Applications in law enforcement are possible, especially where officers are stretched thin by having to monitor huge and sometimes remote geographic areas. The lower cost of such technology might allow improved habitat monitoring for fish and wildlife surveys.
Historically, OSU has been a pioneer in many types of remote sensing.
Scientists have used NASA satellites to monitor marine phytoplankton, and the university is a leader of the Earth Observing System. It has extensive international programs in monitoring of climate and forest health.
Monitoring has been done of sea ice, glaciers, crop agriculture, ocean currents, coastal shore erosion and in fisheries. OSU scientists have developed new ways to use LIDAR to study earthquake faults and tsunami impacts.

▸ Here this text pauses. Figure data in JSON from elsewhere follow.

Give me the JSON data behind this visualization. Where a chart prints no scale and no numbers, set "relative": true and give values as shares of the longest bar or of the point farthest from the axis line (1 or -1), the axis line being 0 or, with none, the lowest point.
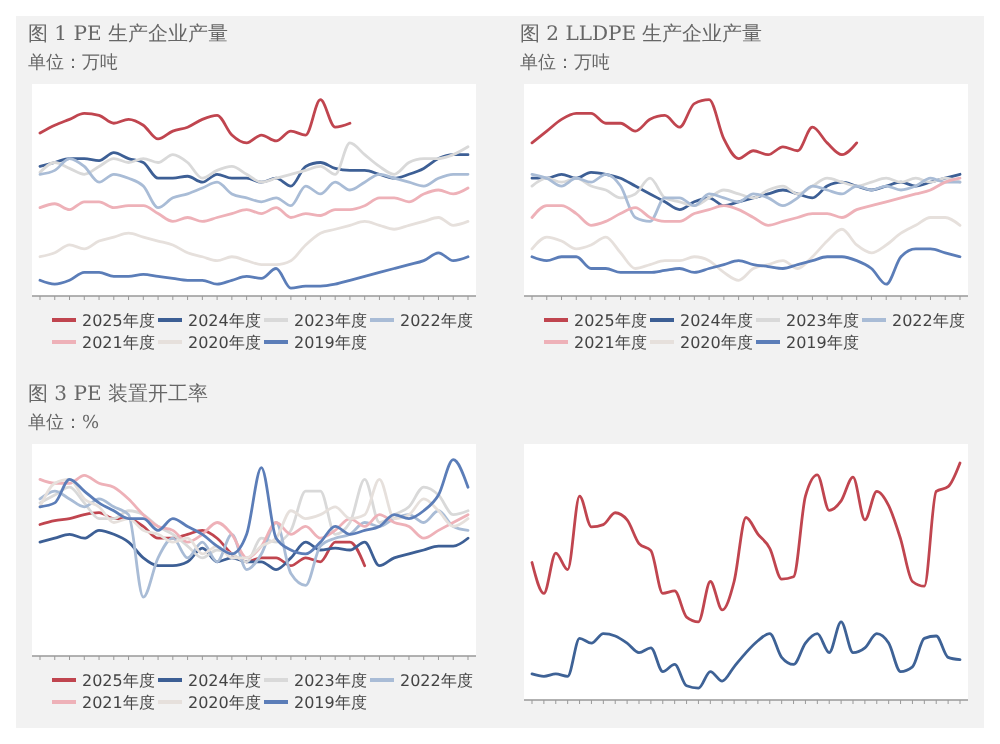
{
  "chart_data": [
    {
      "type": "line",
      "title": "图 1 PE 生产企业产量",
      "subtitle": "单位：万吨",
      "relative": true,
      "legend": "bottom",
      "categories": [
        null,
        null,
        null,
        null,
        null,
        null,
        null,
        null,
        null,
        null,
        null,
        null,
        null,
        null,
        null,
        null,
        null,
        null,
        null,
        null,
        null,
        null,
        null,
        null,
        null,
        null,
        null,
        null,
        null,
        null
      ],
      "series": [
        {
          "name": "2025年度",
          "color": "#c0454f",
          "values": [
            0.83,
            0.87,
            0.9,
            0.93,
            0.92,
            0.88,
            0.9,
            0.87,
            0.8,
            0.84,
            0.86,
            0.9,
            0.92,
            0.82,
            0.78,
            0.82,
            0.79,
            0.84,
            0.82,
            1.0,
            0.86,
            0.88,
            null,
            null,
            null,
            null,
            null,
            null,
            null,
            null
          ]
        },
        {
          "name": "2024年度",
          "color": "#3d5f95",
          "values": [
            0.66,
            0.68,
            0.7,
            0.7,
            0.69,
            0.73,
            0.7,
            0.68,
            0.6,
            0.6,
            0.61,
            0.58,
            0.62,
            0.6,
            0.6,
            0.58,
            0.6,
            0.56,
            0.66,
            0.68,
            0.65,
            0.64,
            0.64,
            0.62,
            0.6,
            0.62,
            0.65,
            0.7,
            0.72,
            0.72
          ]
        },
        {
          "name": "2023年度",
          "color": "#d9d9d9",
          "values": [
            0.63,
            0.68,
            0.65,
            0.62,
            0.66,
            0.7,
            0.68,
            0.7,
            0.68,
            0.72,
            0.68,
            0.6,
            0.64,
            0.66,
            0.62,
            0.58,
            0.6,
            0.62,
            0.64,
            0.66,
            0.62,
            0.78,
            0.72,
            0.66,
            0.62,
            0.68,
            0.7,
            0.7,
            0.72,
            0.76
          ]
        },
        {
          "name": "2022年度",
          "color": "#a9bcd6",
          "values": [
            0.62,
            0.64,
            0.7,
            0.66,
            0.58,
            0.62,
            0.6,
            0.56,
            0.45,
            0.5,
            0.52,
            0.55,
            0.58,
            0.52,
            0.5,
            0.48,
            0.5,
            0.46,
            0.56,
            0.52,
            0.58,
            0.54,
            0.58,
            0.62,
            0.6,
            0.58,
            0.56,
            0.6,
            0.62,
            0.62
          ]
        },
        {
          "name": "2021年度",
          "color": "#eeb1b8",
          "values": [
            0.45,
            0.47,
            0.44,
            0.48,
            0.48,
            0.45,
            0.46,
            0.46,
            0.42,
            0.38,
            0.4,
            0.38,
            0.4,
            0.42,
            0.44,
            0.42,
            0.45,
            0.4,
            0.42,
            0.41,
            0.44,
            0.44,
            0.46,
            0.5,
            0.5,
            0.48,
            0.52,
            0.54,
            0.52,
            0.55
          ]
        },
        {
          "name": "2020年度",
          "color": "#e6e0dc",
          "values": [
            0.2,
            0.22,
            0.26,
            0.24,
            0.28,
            0.3,
            0.32,
            0.3,
            0.28,
            0.26,
            0.22,
            0.2,
            0.18,
            0.2,
            0.18,
            0.16,
            0.16,
            0.18,
            0.26,
            0.32,
            0.34,
            0.36,
            0.38,
            0.36,
            0.34,
            0.36,
            0.38,
            0.4,
            0.36,
            0.38
          ]
        },
        {
          "name": "2019年度",
          "color": "#5b7db8",
          "values": [
            0.08,
            0.06,
            0.08,
            0.12,
            0.12,
            0.1,
            0.1,
            0.11,
            0.1,
            0.09,
            0.08,
            0.08,
            0.06,
            0.08,
            0.1,
            0.09,
            0.14,
            0.04,
            0.05,
            0.05,
            0.06,
            0.08,
            0.1,
            0.12,
            0.14,
            0.16,
            0.18,
            0.22,
            0.18,
            0.2
          ]
        }
      ]
    },
    {
      "type": "line",
      "title": "图 2 LLDPE 生产企业产量",
      "subtitle": "单位：万吨",
      "relative": true,
      "legend": "bottom",
      "categories": [
        null,
        null,
        null,
        null,
        null,
        null,
        null,
        null,
        null,
        null,
        null,
        null,
        null,
        null,
        null,
        null,
        null,
        null,
        null,
        null,
        null,
        null,
        null,
        null,
        null,
        null,
        null,
        null,
        null,
        null
      ],
      "series": [
        {
          "name": "2025年度",
          "color": "#c0454f",
          "values": [
            0.78,
            0.84,
            0.9,
            0.93,
            0.93,
            0.88,
            0.88,
            0.84,
            0.9,
            0.92,
            0.86,
            0.98,
            1.0,
            0.8,
            0.7,
            0.74,
            0.72,
            0.76,
            0.74,
            0.86,
            0.78,
            0.72,
            0.78,
            null,
            null,
            null,
            null,
            null,
            null,
            null
          ]
        },
        {
          "name": "2024年度",
          "color": "#3d5f95",
          "values": [
            0.6,
            0.6,
            0.62,
            0.6,
            0.63,
            0.62,
            0.6,
            0.56,
            0.52,
            0.48,
            0.44,
            0.48,
            0.5,
            0.46,
            0.48,
            0.5,
            0.52,
            0.54,
            0.52,
            0.5,
            0.56,
            0.58,
            0.56,
            0.54,
            0.56,
            0.58,
            0.56,
            0.58,
            0.6,
            0.62
          ]
        },
        {
          "name": "2023年度",
          "color": "#d9d9d9",
          "values": [
            0.56,
            0.6,
            0.58,
            0.6,
            0.56,
            0.54,
            0.5,
            0.52,
            0.6,
            0.5,
            0.48,
            0.46,
            0.5,
            0.54,
            0.52,
            0.5,
            0.54,
            0.56,
            0.52,
            0.56,
            0.6,
            0.58,
            0.56,
            0.58,
            0.6,
            0.58,
            0.6,
            0.58,
            0.6,
            0.58
          ]
        },
        {
          "name": "2022年度",
          "color": "#a9bcd6",
          "values": [
            0.62,
            0.6,
            0.56,
            0.6,
            0.58,
            0.62,
            0.56,
            0.4,
            0.38,
            0.5,
            0.5,
            0.46,
            0.52,
            0.5,
            0.48,
            0.52,
            0.5,
            0.46,
            0.5,
            0.56,
            0.54,
            0.52,
            0.56,
            0.54,
            0.56,
            0.54,
            0.56,
            0.6,
            0.58,
            0.58
          ]
        },
        {
          "name": "2021年度",
          "color": "#eeb1b8",
          "values": [
            0.4,
            0.46,
            0.46,
            0.42,
            0.36,
            0.38,
            0.42,
            0.45,
            0.4,
            0.38,
            0.38,
            0.42,
            0.44,
            0.46,
            0.44,
            0.4,
            0.36,
            0.38,
            0.4,
            0.42,
            0.42,
            0.4,
            0.44,
            0.46,
            0.48,
            0.5,
            0.52,
            0.54,
            0.58,
            0.6
          ]
        },
        {
          "name": "2020年度",
          "color": "#e6e0dc",
          "values": [
            0.24,
            0.3,
            0.28,
            0.24,
            0.26,
            0.3,
            0.22,
            0.14,
            0.16,
            0.18,
            0.18,
            0.2,
            0.18,
            0.12,
            0.08,
            0.14,
            0.16,
            0.18,
            0.14,
            0.2,
            0.28,
            0.34,
            0.26,
            0.22,
            0.26,
            0.32,
            0.36,
            0.4,
            0.4,
            0.36
          ]
        },
        {
          "name": "2019年度",
          "color": "#5b7db8",
          "values": [
            0.2,
            0.18,
            0.2,
            0.2,
            0.14,
            0.14,
            0.12,
            0.12,
            0.12,
            0.13,
            0.14,
            0.12,
            0.14,
            0.16,
            0.18,
            0.16,
            0.15,
            0.14,
            0.16,
            0.18,
            0.2,
            0.2,
            0.18,
            0.14,
            0.06,
            0.2,
            0.24,
            0.24,
            0.22,
            0.2
          ]
        }
      ]
    },
    {
      "type": "line",
      "title": "图 3 PE 装置开工率",
      "subtitle": "单位：%",
      "relative": true,
      "legend": "bottom",
      "categories": [
        null,
        null,
        null,
        null,
        null,
        null,
        null,
        null,
        null,
        null,
        null,
        null,
        null,
        null,
        null,
        null,
        null,
        null,
        null,
        null,
        null,
        null,
        null,
        null,
        null,
        null,
        null,
        null,
        null,
        null
      ],
      "series": [
        {
          "name": "2025年度",
          "color": "#c0454f",
          "values": [
            0.67,
            0.69,
            0.7,
            0.72,
            0.73,
            0.7,
            0.7,
            0.66,
            0.6,
            0.6,
            0.62,
            0.64,
            0.6,
            0.52,
            0.48,
            0.5,
            0.5,
            0.46,
            0.5,
            0.48,
            0.58,
            0.58,
            0.46,
            null,
            null,
            null,
            null,
            null,
            null,
            null
          ]
        },
        {
          "name": "2024年度",
          "color": "#3d5f95",
          "values": [
            0.58,
            0.6,
            0.62,
            0.6,
            0.64,
            0.62,
            0.58,
            0.5,
            0.46,
            0.46,
            0.48,
            0.55,
            0.48,
            0.5,
            0.48,
            0.48,
            0.44,
            0.5,
            0.58,
            0.54,
            0.55,
            0.54,
            0.58,
            0.46,
            0.5,
            0.52,
            0.54,
            0.56,
            0.56,
            0.6
          ]
        },
        {
          "name": "2023年度",
          "color": "#d9d9d9",
          "values": [
            0.78,
            0.82,
            0.86,
            0.78,
            0.7,
            0.7,
            0.74,
            0.72,
            0.66,
            0.62,
            0.56,
            0.5,
            0.54,
            0.52,
            0.48,
            0.6,
            0.58,
            0.64,
            0.84,
            0.84,
            0.62,
            0.68,
            0.9,
            0.68,
            0.72,
            0.76,
            0.86,
            0.82,
            0.72,
            0.74
          ]
        },
        {
          "name": "2022年度",
          "color": "#a9bcd6",
          "values": [
            0.8,
            0.84,
            0.8,
            0.76,
            0.8,
            0.76,
            0.72,
            0.3,
            0.5,
            0.6,
            0.5,
            0.58,
            0.48,
            0.62,
            0.44,
            0.52,
            0.68,
            0.42,
            0.36,
            0.56,
            0.6,
            0.62,
            0.68,
            0.66,
            0.7,
            0.72,
            0.68,
            0.74,
            0.66,
            0.64
          ]
        },
        {
          "name": "2021年度",
          "color": "#eeb1b8",
          "values": [
            0.9,
            0.88,
            0.88,
            0.92,
            0.88,
            0.86,
            0.8,
            0.72,
            0.66,
            0.64,
            0.58,
            0.62,
            0.68,
            0.62,
            0.5,
            0.56,
            0.68,
            0.62,
            0.66,
            0.6,
            0.64,
            0.7,
            0.66,
            0.72,
            0.68,
            0.66,
            0.6,
            0.64,
            0.68,
            0.72
          ]
        },
        {
          "name": "2020年度",
          "color": "#e6e0dc",
          "values": [
            0.76,
            0.88,
            0.9,
            0.8,
            0.76,
            0.68,
            0.7,
            0.64,
            0.62,
            0.58,
            0.6,
            0.52,
            0.56,
            0.5,
            0.5,
            0.56,
            0.6,
            0.74,
            0.7,
            0.72,
            0.76,
            0.7,
            0.72,
            0.9,
            0.7,
            0.72,
            0.8,
            0.74,
            0.66,
            0.7
          ]
        },
        {
          "name": "2019年度",
          "color": "#5b7db8",
          "values": [
            0.76,
            0.78,
            0.9,
            0.84,
            0.78,
            0.74,
            0.7,
            0.7,
            0.64,
            0.7,
            0.66,
            0.62,
            0.56,
            0.52,
            0.62,
            0.96,
            0.6,
            0.54,
            0.52,
            0.58,
            0.66,
            0.62,
            0.64,
            0.66,
            0.72,
            0.7,
            0.74,
            0.82,
            1.0,
            0.86
          ]
        }
      ]
    },
    {
      "type": "line",
      "relative": true,
      "categories": [
        null,
        null,
        null,
        null,
        null,
        null,
        null,
        null,
        null,
        null,
        null,
        null,
        null,
        null,
        null,
        null,
        null,
        null,
        null,
        null,
        null,
        null,
        null,
        null,
        null,
        null,
        null,
        null,
        null,
        null,
        null,
        null,
        null,
        null,
        null,
        null,
        null
      ],
      "series": [
        {
          "color": "#c0454f",
          "values": [
            0.58,
            0.45,
            0.62,
            0.55,
            0.86,
            0.73,
            0.74,
            0.79,
            0.76,
            0.66,
            0.63,
            0.45,
            0.46,
            0.35,
            0.33,
            0.5,
            0.38,
            0.5,
            0.77,
            0.7,
            0.64,
            0.51,
            0.52,
            0.86,
            0.95,
            0.8,
            0.84,
            0.94,
            0.76,
            0.88,
            0.82,
            0.68,
            0.5,
            0.48,
            0.88,
            0.9,
            1.0
          ]
        },
        {
          "color": "#3e6296",
          "values": [
            0.11,
            0.1,
            0.11,
            0.1,
            0.26,
            0.24,
            0.28,
            0.27,
            0.24,
            0.2,
            0.22,
            0.12,
            0.15,
            0.06,
            0.05,
            0.12,
            0.08,
            0.14,
            0.2,
            0.25,
            0.28,
            0.18,
            0.15,
            0.24,
            0.28,
            0.2,
            0.33,
            0.2,
            0.22,
            0.28,
            0.24,
            0.12,
            0.14,
            0.26,
            0.27,
            0.18,
            0.17
          ]
        }
      ]
    }
  ]
}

And on the morning of May 18, 1980, OSU geographer Charles Rosenfeld was flying around Mount St. Helens, underneath a monstrous, mushroom-shaped cloud, within hours of its catastrophic eruption.
He helped with survivor search-and-rescue operations – while he also monitored ash flows, shattered timber and examined the mountain with side-looking airborne radar, even as it was self-destructing.
"There's almost no limit to the range of remote sensing applications that OSU has been involved in, and helped to develop, in the past," said Rob Holman, a professor in the OSU College of Earth, Oceanic and Atmospheric Sciences. "But the unprecedented access and local control offered by unmanned technology makes this a brand new game - this will be a great opportunity for both researchers and students.
"There's a lot of work to do, and it's exciting to be getting in on the ground floor of yet another new technology," he said.